Surpreendentemente, a pandemia do COVID-19 ajudou na pesquisa. "Houve uma curva de aprendizagem teórica íngreme para resolver este problema", diz Kavokine. “Eu tive que ler muitos livros fundamentais e aprender coisas novas, e ficar preso por vários meses realmente ajudou nisso”.
Um fator crucial foi que alguns dos elétrons do grafeno podem se mover livremente pelo material. Além disso, esses elétrons podem interagir eletromagneticamente com moléculas de água. Isso porque cada molécula de água tem uma extremidade levemente carregada positivamente e uma extremidade levemente carregada negativamente devido ao átomo de oxigênio puxar mais fortemente a nuvem de elétrons do que os átomos de hidrogênio.

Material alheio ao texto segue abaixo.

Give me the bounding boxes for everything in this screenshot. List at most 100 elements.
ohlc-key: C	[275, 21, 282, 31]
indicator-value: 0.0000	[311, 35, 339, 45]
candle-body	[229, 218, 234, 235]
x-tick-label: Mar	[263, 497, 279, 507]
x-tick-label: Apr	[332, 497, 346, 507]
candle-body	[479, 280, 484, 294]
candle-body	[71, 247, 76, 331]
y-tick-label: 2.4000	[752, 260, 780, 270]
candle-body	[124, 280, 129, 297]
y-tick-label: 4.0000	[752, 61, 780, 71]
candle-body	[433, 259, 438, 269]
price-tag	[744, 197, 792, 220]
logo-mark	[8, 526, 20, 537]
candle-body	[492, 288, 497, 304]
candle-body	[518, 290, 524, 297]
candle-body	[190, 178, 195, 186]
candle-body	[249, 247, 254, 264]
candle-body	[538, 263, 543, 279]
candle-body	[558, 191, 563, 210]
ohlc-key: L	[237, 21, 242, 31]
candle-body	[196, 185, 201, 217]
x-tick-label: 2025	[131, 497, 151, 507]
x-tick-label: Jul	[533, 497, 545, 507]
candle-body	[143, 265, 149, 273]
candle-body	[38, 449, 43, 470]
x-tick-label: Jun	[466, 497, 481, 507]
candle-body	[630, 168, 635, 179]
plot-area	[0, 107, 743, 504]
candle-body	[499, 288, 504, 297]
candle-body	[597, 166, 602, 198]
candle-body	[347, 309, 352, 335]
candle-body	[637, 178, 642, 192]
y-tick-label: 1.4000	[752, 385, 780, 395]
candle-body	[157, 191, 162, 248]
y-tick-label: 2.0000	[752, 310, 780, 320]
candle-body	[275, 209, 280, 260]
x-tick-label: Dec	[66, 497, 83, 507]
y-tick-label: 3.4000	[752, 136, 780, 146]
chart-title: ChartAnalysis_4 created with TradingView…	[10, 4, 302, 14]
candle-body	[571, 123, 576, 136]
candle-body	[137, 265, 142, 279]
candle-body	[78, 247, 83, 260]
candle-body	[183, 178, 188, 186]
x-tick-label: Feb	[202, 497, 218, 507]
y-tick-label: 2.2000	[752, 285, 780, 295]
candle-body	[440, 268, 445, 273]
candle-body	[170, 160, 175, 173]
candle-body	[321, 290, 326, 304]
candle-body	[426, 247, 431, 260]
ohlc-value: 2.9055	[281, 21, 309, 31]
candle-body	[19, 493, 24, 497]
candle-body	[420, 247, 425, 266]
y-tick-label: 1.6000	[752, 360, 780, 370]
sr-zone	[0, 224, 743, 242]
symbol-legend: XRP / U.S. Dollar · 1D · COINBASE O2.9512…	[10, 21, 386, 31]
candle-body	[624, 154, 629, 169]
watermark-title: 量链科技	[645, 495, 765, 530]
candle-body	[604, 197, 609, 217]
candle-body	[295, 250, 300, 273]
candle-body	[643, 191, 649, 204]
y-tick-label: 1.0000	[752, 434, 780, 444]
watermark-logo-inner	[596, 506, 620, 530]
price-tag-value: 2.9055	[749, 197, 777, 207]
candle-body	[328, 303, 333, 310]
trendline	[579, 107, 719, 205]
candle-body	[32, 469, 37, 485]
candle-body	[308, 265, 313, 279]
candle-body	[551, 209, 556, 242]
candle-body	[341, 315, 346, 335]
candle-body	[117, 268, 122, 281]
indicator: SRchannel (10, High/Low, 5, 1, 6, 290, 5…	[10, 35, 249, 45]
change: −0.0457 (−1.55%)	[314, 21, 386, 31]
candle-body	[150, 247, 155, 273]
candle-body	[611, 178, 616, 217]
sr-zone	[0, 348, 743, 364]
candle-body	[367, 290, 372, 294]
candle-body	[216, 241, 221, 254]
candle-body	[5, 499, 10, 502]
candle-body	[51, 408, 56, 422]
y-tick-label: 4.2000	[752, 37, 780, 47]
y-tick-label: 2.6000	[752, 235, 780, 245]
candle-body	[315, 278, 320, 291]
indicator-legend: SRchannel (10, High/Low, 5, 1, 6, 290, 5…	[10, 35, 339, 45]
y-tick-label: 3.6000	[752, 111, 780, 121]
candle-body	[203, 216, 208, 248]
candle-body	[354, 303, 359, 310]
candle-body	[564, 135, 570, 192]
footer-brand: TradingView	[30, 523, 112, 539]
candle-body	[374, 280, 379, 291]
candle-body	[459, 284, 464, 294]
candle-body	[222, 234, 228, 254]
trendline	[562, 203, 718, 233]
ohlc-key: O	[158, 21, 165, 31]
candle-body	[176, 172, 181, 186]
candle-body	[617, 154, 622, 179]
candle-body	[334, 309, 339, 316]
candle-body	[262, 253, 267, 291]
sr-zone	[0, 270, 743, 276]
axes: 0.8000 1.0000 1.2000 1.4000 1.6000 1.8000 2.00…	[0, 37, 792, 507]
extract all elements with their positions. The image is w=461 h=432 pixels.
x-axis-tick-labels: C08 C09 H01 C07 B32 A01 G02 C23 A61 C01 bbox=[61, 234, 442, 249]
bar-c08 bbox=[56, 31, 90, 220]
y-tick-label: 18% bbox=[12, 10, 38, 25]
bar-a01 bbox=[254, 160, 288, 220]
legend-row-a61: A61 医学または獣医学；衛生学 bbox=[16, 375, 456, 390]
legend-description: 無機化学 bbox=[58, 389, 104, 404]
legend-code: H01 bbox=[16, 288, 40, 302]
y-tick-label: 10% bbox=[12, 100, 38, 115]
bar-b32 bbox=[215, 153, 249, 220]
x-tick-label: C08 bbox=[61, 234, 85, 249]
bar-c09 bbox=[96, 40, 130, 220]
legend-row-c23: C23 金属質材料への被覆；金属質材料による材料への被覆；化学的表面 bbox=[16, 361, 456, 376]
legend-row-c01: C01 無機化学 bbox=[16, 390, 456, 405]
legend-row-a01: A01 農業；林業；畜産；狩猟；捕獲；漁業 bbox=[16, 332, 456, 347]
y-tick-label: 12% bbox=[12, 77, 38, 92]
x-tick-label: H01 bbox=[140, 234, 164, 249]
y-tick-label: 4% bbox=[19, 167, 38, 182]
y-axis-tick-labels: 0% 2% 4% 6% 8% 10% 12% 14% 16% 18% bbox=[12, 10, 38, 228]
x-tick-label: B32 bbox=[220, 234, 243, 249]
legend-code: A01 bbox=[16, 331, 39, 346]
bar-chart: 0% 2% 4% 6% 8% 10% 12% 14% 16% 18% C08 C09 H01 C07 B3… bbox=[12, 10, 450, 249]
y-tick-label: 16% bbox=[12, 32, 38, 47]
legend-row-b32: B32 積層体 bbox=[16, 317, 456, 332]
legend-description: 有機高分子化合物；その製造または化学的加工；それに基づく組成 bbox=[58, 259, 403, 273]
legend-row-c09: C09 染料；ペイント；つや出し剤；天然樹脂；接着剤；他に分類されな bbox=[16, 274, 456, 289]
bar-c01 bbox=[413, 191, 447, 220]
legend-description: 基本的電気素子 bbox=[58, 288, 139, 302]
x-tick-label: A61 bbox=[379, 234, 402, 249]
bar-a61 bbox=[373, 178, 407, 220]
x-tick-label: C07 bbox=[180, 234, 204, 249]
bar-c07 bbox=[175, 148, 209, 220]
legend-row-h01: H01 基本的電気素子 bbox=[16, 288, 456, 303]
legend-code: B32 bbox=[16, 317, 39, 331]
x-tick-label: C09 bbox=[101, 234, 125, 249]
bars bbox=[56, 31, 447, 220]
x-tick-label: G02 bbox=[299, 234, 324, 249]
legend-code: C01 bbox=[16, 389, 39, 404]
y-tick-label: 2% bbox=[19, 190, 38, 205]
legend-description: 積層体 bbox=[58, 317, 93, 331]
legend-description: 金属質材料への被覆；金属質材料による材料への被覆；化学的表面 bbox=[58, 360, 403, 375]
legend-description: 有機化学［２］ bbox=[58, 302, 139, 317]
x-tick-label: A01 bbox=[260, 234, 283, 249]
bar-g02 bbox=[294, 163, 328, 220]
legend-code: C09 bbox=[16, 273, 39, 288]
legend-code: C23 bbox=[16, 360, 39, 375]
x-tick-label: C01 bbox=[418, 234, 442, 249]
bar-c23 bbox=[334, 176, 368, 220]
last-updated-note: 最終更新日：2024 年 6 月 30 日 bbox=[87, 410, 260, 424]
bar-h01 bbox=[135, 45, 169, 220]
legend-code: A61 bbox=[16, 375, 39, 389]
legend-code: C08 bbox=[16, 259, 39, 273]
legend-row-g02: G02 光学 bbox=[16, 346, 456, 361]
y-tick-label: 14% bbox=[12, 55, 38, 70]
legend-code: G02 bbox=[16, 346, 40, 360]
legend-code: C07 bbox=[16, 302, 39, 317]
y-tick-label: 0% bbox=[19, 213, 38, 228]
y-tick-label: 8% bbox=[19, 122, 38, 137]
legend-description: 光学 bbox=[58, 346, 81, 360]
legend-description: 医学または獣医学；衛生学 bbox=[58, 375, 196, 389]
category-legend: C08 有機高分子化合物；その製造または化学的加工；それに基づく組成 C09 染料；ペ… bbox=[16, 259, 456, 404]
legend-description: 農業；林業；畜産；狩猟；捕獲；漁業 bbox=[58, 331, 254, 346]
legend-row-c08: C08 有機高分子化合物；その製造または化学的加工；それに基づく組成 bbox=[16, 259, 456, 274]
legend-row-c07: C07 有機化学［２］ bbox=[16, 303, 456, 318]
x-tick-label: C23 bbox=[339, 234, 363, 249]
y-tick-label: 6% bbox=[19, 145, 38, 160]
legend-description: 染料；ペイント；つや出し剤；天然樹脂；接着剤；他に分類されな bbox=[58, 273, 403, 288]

Na explicação dos pesquisadores, os elétrons na parede do grafeno se movem junto com as moléculas de água que passam. Mas os elétrons tendem a ficar um pouco para trás, retardando as moléculas. Este efeito é conhecido como fricção eletrônica ou quântica e só foi considerado anteriormente como um fator nas interações entre dois sólidos ou uma única partícula e um sólido.
A situação é mais complexa, porém, quando se trata de um líquido, onde muitas moléculas interagem entre si. Os elétrons e as moléculas de água balançam devido à sua energia térmica. Se acontecerem de balançar na mesma frequência, ocorre um efeito chamado ressonância que aumenta a força de atrito quântico. Este efeito de ressonância é maior para nanotubos com camadas bem alinhadas, uma vez que o movimento dos elétrons entre as camadas está em sincronia com o das moléculas de água.
Essa interação recém-descoberta entre líquidos e sólidos passou despercebida até agora por dois motivos principais, diz Kavokine. Em primeiro lugar, o atrito resultante é tão pequeno que seria desprezível para materiais com superfícies mais ásperas. Em segundo lugar, o efeito depende de os elétrons levarem algum tempo para se ajustar às moléculas de água em movimento. As simulações moleculares não conseguem detectar o atrito porque usam a aproximação de Born-Oppenheimer, que assume que os elétrons se adaptam instantaneamente ao movimento dos átomos próximos.
O novo estudo é teórico, então os pesquisadores dizem que são necessários experimentos para confirmar sua proposta e explorar algumas de suas consequências contra-intuitivas. Eles também apontam que há a necessidade de simulações aprimoradas que não dependam da aproximação de Born-Oppenheimer. "Espero que isso mude nossa maneira de lidar com esses sistemas e traga novas ferramentas teóricas para outros problemas", diz Kavokine.